Long-Term Consequences of Traumatic Brain Injury: Current Status of Potential Mechanisms of Injury and Neurological Outcomes

Abstract

Traumatic brain injury (TBI) is a significant clinical problem with few therapeutic interventions successfully translated to the clinic. Increased importance on the progressive, long-term consequences of TBI have been emphasized, both in the experimental and clinical literature. Thus, there is a need for a better understanding of the chronic consequences of TBI, with the ultimate goal of developing novel therapeutic interventions to treat the devastating consequences of brain injury. In models of mild, moderate, and severe TBI, histopathological and behavioral studies have emphasized the progressive nature of the initial traumatic insult and the involvement of multiple pathophysiological mechanisms, including sustained injury cascades leading to prolonged motor and cognitive deficits. Recently, the increased incidence in age-dependent neurodegenerative diseases in this patient population has also been emphasized. Pathomechanisms felt to be active in the acute and long-term consequences of TBI include excitotoxicity, apoptosis, inflammatory events, seizures, demyelination, white matter pathology, as well as decreased neurogenesis. The current article will review many of these pathophysiological mechanisms that may be important targets for limiting the chronic consequences of TBI.

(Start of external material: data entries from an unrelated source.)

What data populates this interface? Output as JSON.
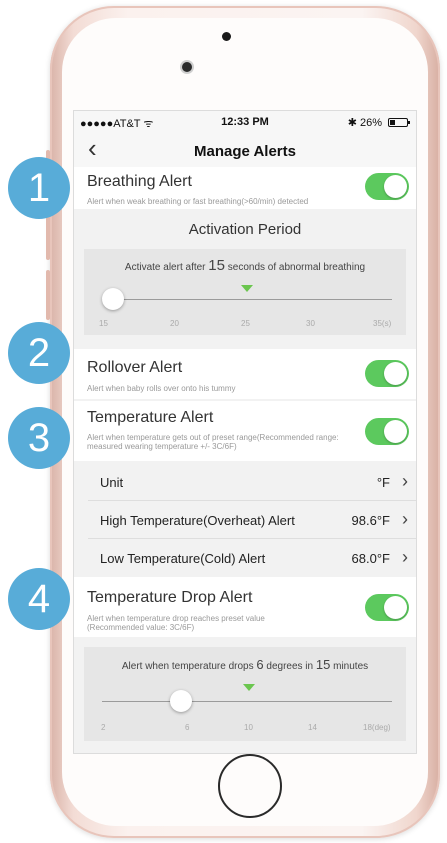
{
  "status_bar": {
    "carrier": "●●●●●AT&T ᯤ",
    "time": "12:33 PM",
    "battery": "✱ 26%"
  },
  "nav": {
    "back_icon": "chevron-left-icon",
    "title": "Manage Alerts"
  },
  "breathing": {
    "title": "Breathing Alert",
    "desc": "Alert when weak breathing or fast breathing(>60/min) detected",
    "enabled": true,
    "activation_title": "Activation Period",
    "activation_prefix": "Activate alert after",
    "activation_value": "15",
    "activation_suffix": "seconds of abnormal breathing",
    "ticks": [
      "15",
      "20",
      "25",
      "30",
      "35(s)"
    ]
  },
  "rollover": {
    "title": "Rollover Alert",
    "desc": "Alert when baby rolls over onto his tummy",
    "enabled": true
  },
  "temperature": {
    "title": "Temperature Alert",
    "desc": "Alert when temperature gets out of preset range(Recommended range: measured wearing temperature +/- 3C/6F)",
    "enabled": true,
    "rows": [
      {
        "label": "Unit",
        "value": "°F"
      },
      {
        "label": "High Temperature(Overheat) Alert",
        "value": "98.6°F"
      },
      {
        "label": "Low Temperature(Cold) Alert",
        "value": "68.0°F"
      }
    ]
  },
  "temp_drop": {
    "title": "Temperature Drop Alert",
    "desc": "Alert when temperature drop reaches preset value (Recommended value: 3C/6F)",
    "enabled": true,
    "prefix": "Alert when temperature drops",
    "degrees": "6",
    "middle": "degrees in",
    "minutes": "15",
    "suffix": "minutes",
    "ticks": [
      "2",
      "6",
      "10",
      "14",
      "18(deg)"
    ]
  },
  "badges": [
    "1",
    "2",
    "3",
    "4"
  ],
  "colors": {
    "toggle_on": "#5cc95e",
    "badge": "#58acd8",
    "marker": "#6bc64f"
  }
}
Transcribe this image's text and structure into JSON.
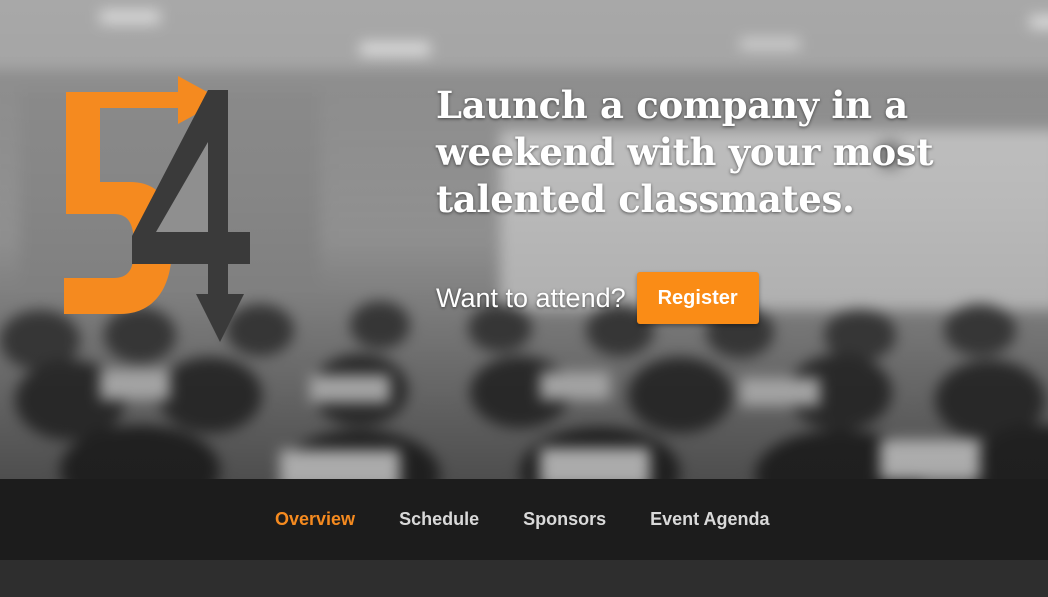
{
  "hero": {
    "headline": "Launch a company in a weekend with your most talented classmates.",
    "cta_text": "Want to attend?",
    "register_label": "Register"
  },
  "logo": {
    "name": "54-logo",
    "orange": "#f58a1f",
    "dark": "#3a3a3a"
  },
  "nav": {
    "items": [
      {
        "label": "Overview",
        "active": true
      },
      {
        "label": "Schedule",
        "active": false
      },
      {
        "label": "Sponsors",
        "active": false
      },
      {
        "label": "Event Agenda",
        "active": false
      }
    ]
  },
  "colors": {
    "accent": "#fa8c16",
    "nav_bg": "#1c1c1c",
    "nav_text": "#d9d9d9",
    "nav_active": "#f58a1f"
  }
}
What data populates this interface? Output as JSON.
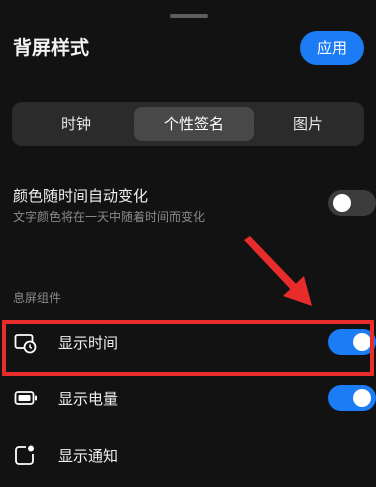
{
  "header": {
    "title": "背屏样式",
    "apply_label": "应用"
  },
  "segment": {
    "tabs": [
      {
        "label": "时钟",
        "active": false
      },
      {
        "label": "个性签名",
        "active": true
      },
      {
        "label": "图片",
        "active": false
      }
    ]
  },
  "color_change": {
    "title": "颜色随时间自动变化",
    "subtitle": "文字颜色将在一天中随着时间而变化",
    "enabled": false
  },
  "widgets": {
    "section_label": "息屏组件",
    "items": [
      {
        "label": "显示时间",
        "icon": "screen-clock-icon",
        "enabled": true
      },
      {
        "label": "显示电量",
        "icon": "battery-icon",
        "enabled": true
      },
      {
        "label": "显示通知",
        "icon": "notification-icon",
        "enabled": null
      }
    ]
  },
  "colors": {
    "accent": "#1b7cf5",
    "highlight": "#e82b2b",
    "background": "#121212"
  }
}
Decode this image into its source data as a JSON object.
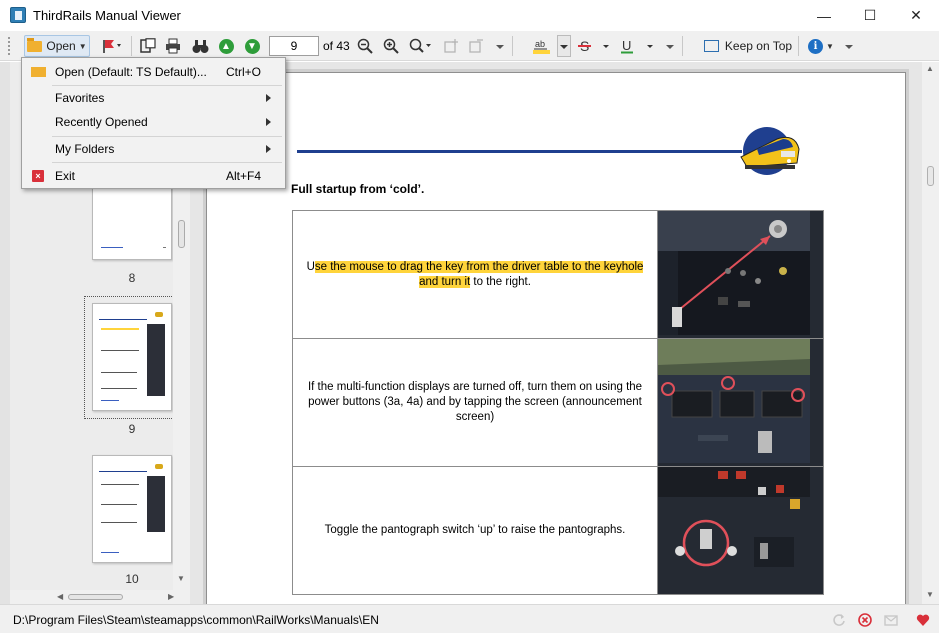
{
  "window": {
    "title": "ThirdRails Manual Viewer",
    "controls": {
      "minimize": "—",
      "maximize": "☐",
      "close": "✕"
    }
  },
  "toolbar": {
    "open_label": "Open",
    "page_value": "9",
    "page_total": "of 43",
    "keep_on_top_label": "Keep on Top",
    "icons": [
      "open-folder-icon",
      "bookmark-flag-icon",
      "thumbnails-icon",
      "print-icon",
      "find-binoculars-icon",
      "previous-page-icon",
      "next-page-icon",
      "zoom-out-icon",
      "zoom-in-icon",
      "zoom-menu-icon",
      "add-bookmark-icon",
      "remove-bookmark-icon",
      "highlight-icon",
      "strikethrough-icon",
      "underline-icon",
      "keep-on-top-icon",
      "info-icon"
    ]
  },
  "open_menu": {
    "items": [
      {
        "label": "Open (Default: TS Default)...",
        "shortcut": "Ctrl+O",
        "icon": "open-folder-icon",
        "submenu": false
      },
      {
        "label": "Favorites",
        "shortcut": "",
        "submenu": true
      },
      {
        "label": "Recently Opened",
        "shortcut": "",
        "submenu": true
      },
      {
        "label": "My Folders",
        "shortcut": "",
        "submenu": true
      },
      {
        "label": "Exit",
        "shortcut": "Alt+F4",
        "icon": "exit-icon",
        "submenu": false
      }
    ]
  },
  "thumbnails": {
    "pages": [
      {
        "number": "8",
        "selected": false
      },
      {
        "number": "9",
        "selected": true
      },
      {
        "number": "10",
        "selected": false
      }
    ]
  },
  "document": {
    "section_heading": "Full startup from ‘cold’.",
    "steps": [
      {
        "text_before": "U",
        "text_highlighted": "se the mouse to drag the key from the driver table to the keyhole and turn it",
        "text_after": " to the right.",
        "image": "cab-key-image"
      },
      {
        "text": "If the multi-function displays are turned off, turn them on using the power buttons (3a, 4a) and by tapping the screen (announcement screen)",
        "image": "cab-displays-image"
      },
      {
        "text": "Toggle the pantograph switch ‘up’ to raise the pantographs.",
        "image": "pantograph-switch-image"
      }
    ]
  },
  "status": {
    "path": "D:\\Program Files\\Steam\\steamapps\\common\\RailWorks\\Manuals\\EN"
  },
  "colors": {
    "accent": "#1e6fc4",
    "highlight": "#ffd43b",
    "rule": "#1f3f8f",
    "exit_icon": "#d9303a",
    "status_heart": "#d9303a"
  }
}
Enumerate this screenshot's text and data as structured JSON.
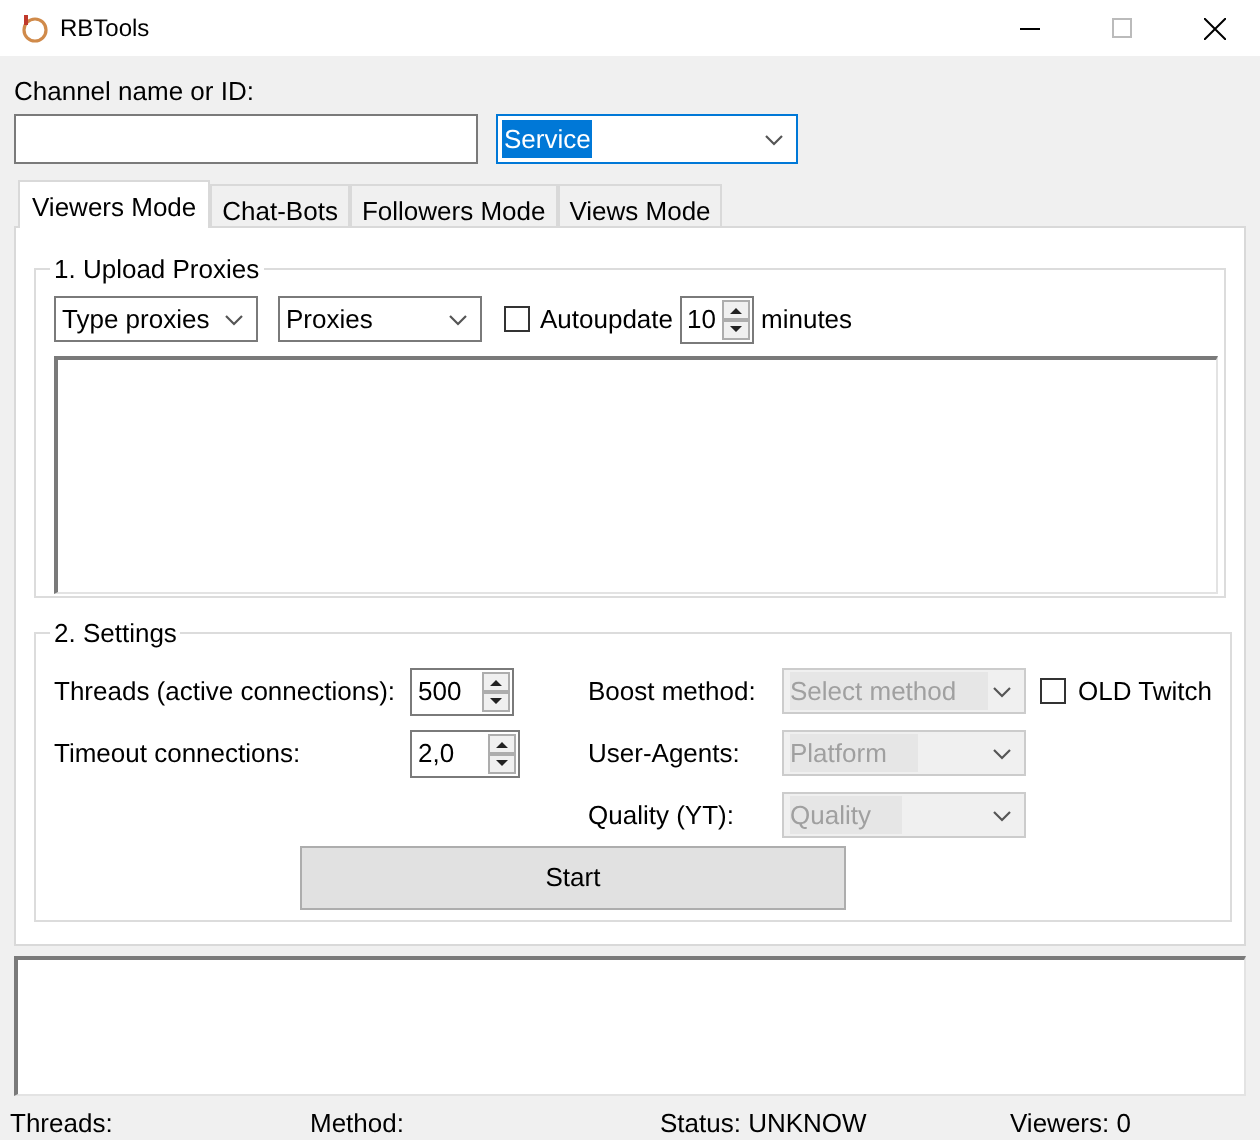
{
  "window": {
    "title": "RBTools"
  },
  "channel": {
    "label": "Channel name or ID:"
  },
  "service": {
    "value": "Service",
    "selected": true
  },
  "tabs": [
    {
      "label": "Viewers Mode",
      "selected": true
    },
    {
      "label": "Chat-Bots",
      "selected": false
    },
    {
      "label": "Followers Mode",
      "selected": false
    },
    {
      "label": "Views Mode",
      "selected": false
    }
  ],
  "upload_proxies": {
    "title": "1. Upload Proxies",
    "type_dropdown": "Type proxies",
    "source_dropdown": "Proxies",
    "autoupdate": {
      "label": "Autoupdate",
      "checked": false
    },
    "interval": "10",
    "unit": "minutes"
  },
  "settings": {
    "title": "2. Settings",
    "left": [
      {
        "label": "Threads (active connections):",
        "value": "500"
      },
      {
        "label": "Timeout connections:",
        "value": "2,0"
      }
    ],
    "right": [
      {
        "label": "Boost method:",
        "value": "Select method",
        "disabled": true
      },
      {
        "label": "User-Agents:",
        "value": "Platform",
        "disabled": true
      },
      {
        "label": "Quality (YT):",
        "value": "Quality",
        "disabled": true
      }
    ],
    "old_twitch": {
      "label": "OLD Twitch",
      "checked": false
    },
    "start": "Start"
  },
  "status_bar": [
    "Threads:",
    "Method:",
    "Status: UNKNOW",
    "Viewers: 0"
  ]
}
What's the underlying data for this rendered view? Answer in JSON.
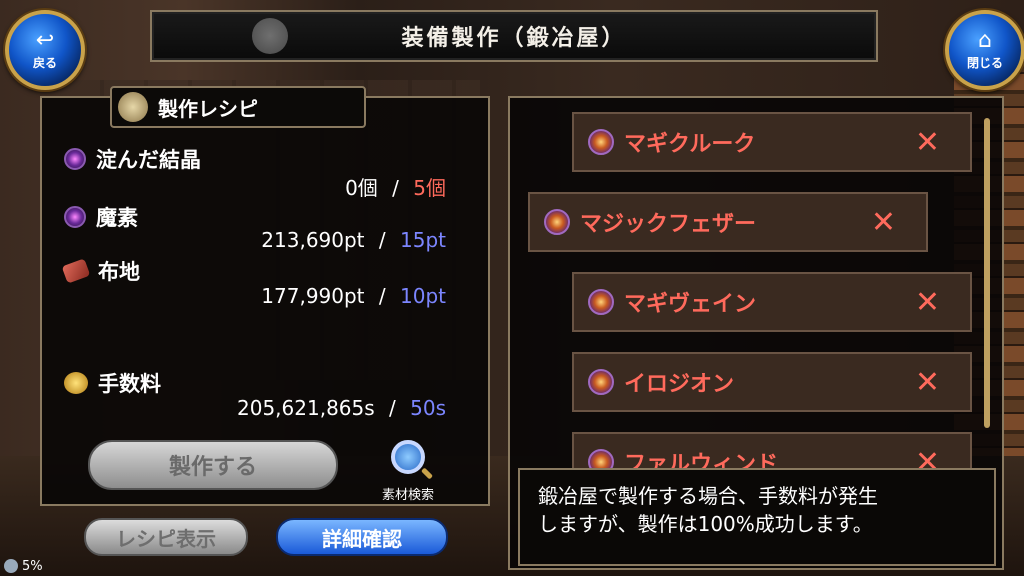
{
  "title": "装備製作（鍛冶屋）",
  "nav": {
    "back_label": "戻る",
    "back_icon": "return-arrow-icon",
    "close_label": "閉じる",
    "close_icon": "home-icon"
  },
  "recipe": {
    "heading": "製作レシピ",
    "materials": [
      {
        "name": "淀んだ結晶",
        "have": "0個",
        "need": "5個"
      },
      {
        "name": "魔素",
        "have": "213,690pt",
        "need": "15pt"
      },
      {
        "name": "布地",
        "have": "177,990pt",
        "need": "10pt"
      },
      {
        "name": "手数料",
        "have": "205,621,865s",
        "need": "50s"
      }
    ],
    "separator": "/",
    "craft_button": "製作する",
    "search_label": "素材検索"
  },
  "bottom_buttons": {
    "recipe_display": "レシピ表示",
    "detail_confirm": "詳細確認"
  },
  "list": [
    {
      "name": "マギクルーク",
      "mark": "✕"
    },
    {
      "name": "マジックフェザー",
      "mark": "✕"
    },
    {
      "name": "マギヴェイン",
      "mark": "✕"
    },
    {
      "name": "イロジオン",
      "mark": "✕"
    },
    {
      "name": "ファルウィンド",
      "mark": "✕"
    }
  ],
  "message": "鍛冶屋で製作する場合、手数料が発生\nしますが、製作は100%成功します。",
  "status": {
    "percent": "5%"
  },
  "colors": {
    "insufficient": "#ff6a5c",
    "sufficient": "#7c86ff",
    "accent_blue": "#1a5ad8"
  }
}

Keywords: TBI; atrophy; inflammation; neurogenesis; progressive damage; white matter.

FIG. 1.

Double-stained hematoxylin-eosin and Luxol-fast blue sections 1 year after traumatic brain injury (TBI) or sham procedure. (A) TBI animal showing gross atrophy with marked expansion of the ipsilateral lateral ventricle. (B) Sham-operated animal appearing unremarkable. (C) Higher magnification of external capsule thinning (arrows) after TBI. Reprinted from Bramlett and Dietrich (2002), with kind permission of Springer Science and Business Media.

FIG. 2.

(A) Postmortem from a patient who survived 7 years after severe TBI. Note the dilated ventricles, focal areas of white matter (WM) degeneration (arrows), atrophic corpus callosum, and prominence of the interhemispheric and Sylvian fissures reflective of generalized cortical atrophy. (B) Similar-level T1 MRI coronal section depicting comparable ventricular dilation, and also note the prominence of the cortical sulci and Sylvian fissure as well. (C) Axial fluid-attenuated inversion recovery (FLAIR) sequence depicting bilateral WM signal abnormality. (D) Resliced from the axial acquisition of the FLAIR sequence, this coronal FLAIR image shows extensive WM changes in the periventricular and deep WM of the frontal lobes, in association with the dilated ventricles. The focal areas of WM degeneration that can be seen in (A) will display as signal abnormality in the WM as shown in (D). Reprinted from Bigler and Maxwell (2011), with kind permission of IOS Press.

FIG. 3.

Continuum of biomarkers for TBI pathophysiology and its manifestation over time. Reprinted from Wang and colleagues (2013), with kind permission of the Society of Photo-Optical Instrumentation Engineers (SPIE).

FIG. 4.

Coronal brain magnetic resonance images and histopathology from rats at 1 year after controlled cortical impact (CCI; A, B, C, and D) and 1 year after sham surgery (E, F, G, and H). In the CCI example shown, a large cystic lesion was observed encompassing both the cortex and hippocampus ipsilateral to the impact at 1 year after injury. That lesion is identified as a region of hyperintensity on both the T2-weighted image (A) and the T1obs map (B) and as a region lacking perfusion (C). The corresponding histopathology (cresyl-violet–stained section through the imaging plane) confirms the location of the cystic cavity after CCI (D), but not after sham surgery (H). For figure presentation purposes, pixels outside the brain were assigned to zero intensity. Although the perfusion slice shown for injured rat (C) represents the best example of average for the overall effect of injury on CBF, it does not necessarily reflect the mean CBF for each individual region of interest. Reprinted from Kochanek and colleagues (2002), with kind permission of Mary Ann Liebert, Inc. CBF, cerebral blood flow.